The researchers found out that the use of hydrogen is much better than carbon in dictating the shape and size of the graphene grain.
“Hydrogen, which was thought to play a rather passive role, is crucial for graphene growth as well. It contributes to both the activation of adsorbed molecules that initiate the growth of graphene and to the elimination of weak bonds at the grain edges that control the quality of the graphene,” explained Ivan Vlassiouk of O.R.N.L.
The change and size of the graphene domains, as well as the number of layers, change with hydrogen pressure from irregularly shaped incomplete bi-layers to well-defined perfect single layer hexagons.
The researchers created a method to reliably synthesize graphene on a large scale. The fact that their technique allows them to control grain size and boundaries may result in improved functionality of the material in transistors, semiconductors and potentially hundreds of electronic devices.
Until now, grown graphene films were grown by decomposition of carbon-containing gases on a copper foil under high temperatures.
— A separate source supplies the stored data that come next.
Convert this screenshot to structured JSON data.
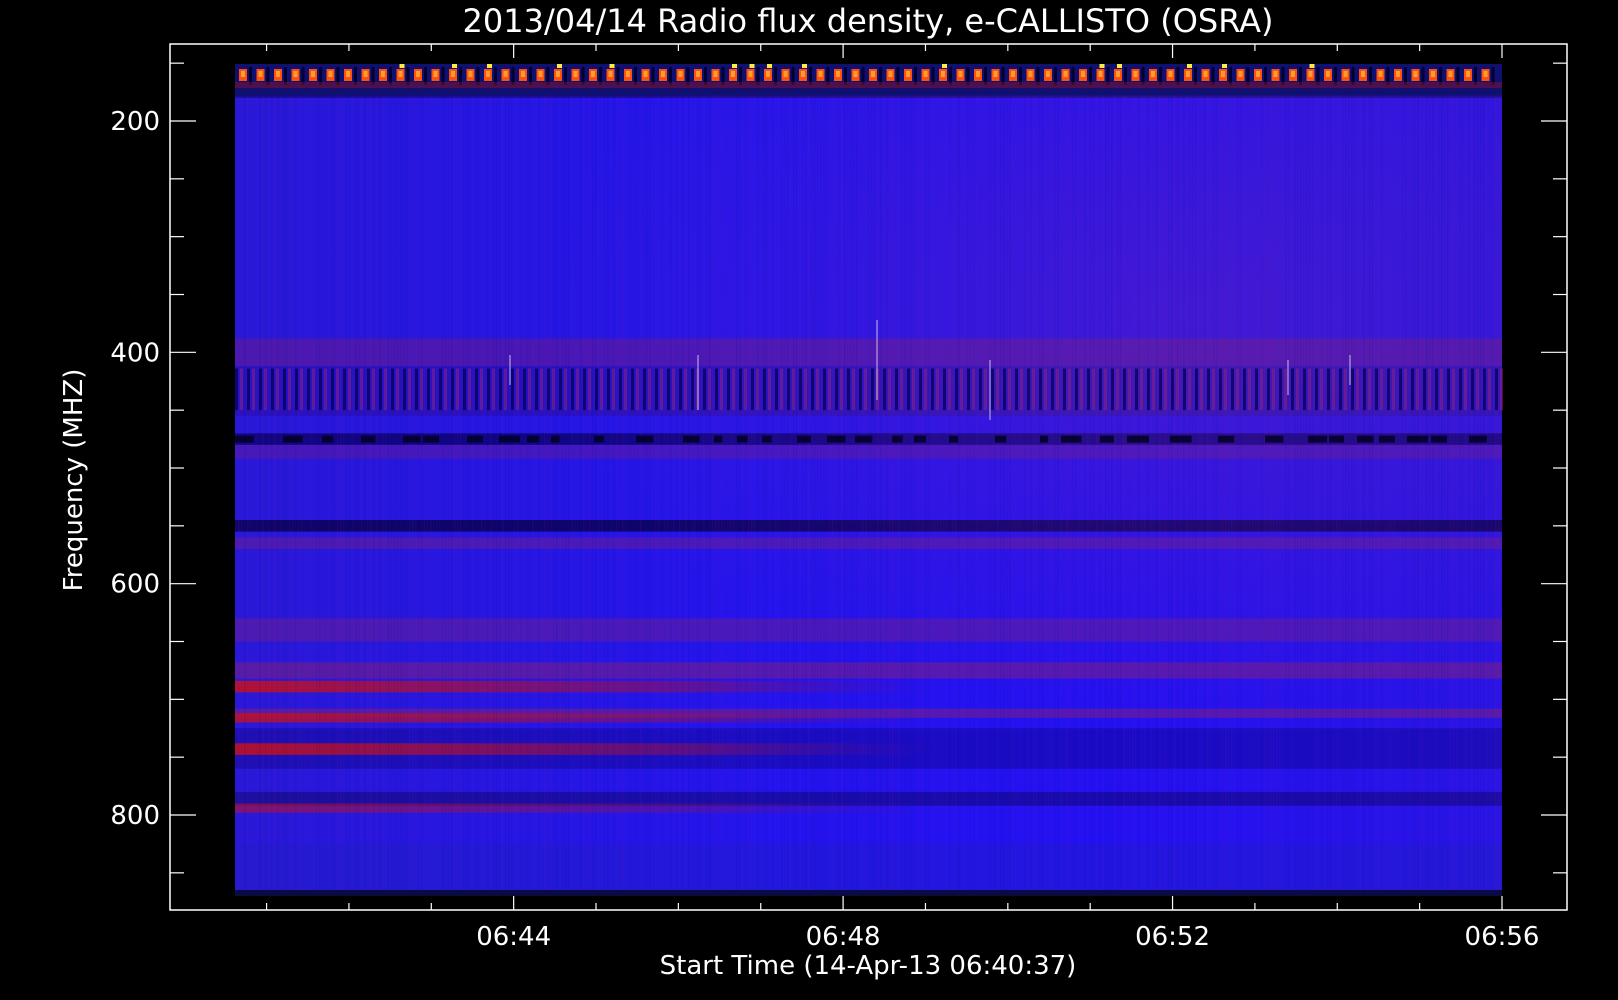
{
  "chart_data": {
    "type": "heatmap",
    "title": "2013/04/14  Radio flux density, e-CALLISTO (OSRA)",
    "xlabel": "Start Time (14-Apr-13 06:40:37)",
    "ylabel": "Frequency (MHZ)",
    "x_unit": "UT time",
    "xlim": [
      "06:40:37",
      "06:56:00"
    ],
    "ylim": [
      150,
      870
    ],
    "y_inverted": true,
    "x_ticks": [
      "06:44",
      "06:48",
      "06:52",
      "06:56"
    ],
    "y_ticks": [
      200,
      400,
      600,
      800
    ],
    "colormap": [
      "#000000",
      "#0000ff",
      "#ff0000",
      "#ff7f00",
      "#ffff00",
      "#ffffff"
    ],
    "background": "#000000",
    "features": [
      {
        "description": "Periodic bright calibration/interference pulses",
        "freq_range_mhz": [
          150,
          175
        ],
        "time_range": [
          "06:40:37",
          "06:56:00"
        ]
      },
      {
        "description": "Striped interference band",
        "freq_range_mhz": [
          410,
          455
        ],
        "time_range": [
          "06:40:37",
          "06:56:00"
        ]
      },
      {
        "description": "Enhanced emission bands",
        "freq_range_mhz": [
          680,
          750
        ],
        "time_range": [
          "06:40:37",
          "06:46:00"
        ]
      }
    ]
  }
}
The process is also known as the chemical vapor deposition.
This resulted in films which consisted of irregular-shaped graphene grains of different sizes.
This research has a bearing on the different applications of graphene in harvesting renewable energy from the sun.
«Our findings are crucial for developing a method for growing ultra-large-scale single domain graphene that will constitute a major breakthrough toward graphene implementation in real-world devices,» Mr. Vlassiouk said.
Mr. Vlassiouk, a Eugene Wigner Fellow led the O.R.N.L. team, along with Sergei Smirnov, a professor of chemistry at New Mexico State University.
The research was supported by the Department of Energy’s Office of Science, in part through the Fluid Interface Reactions, Structures and Transport Center.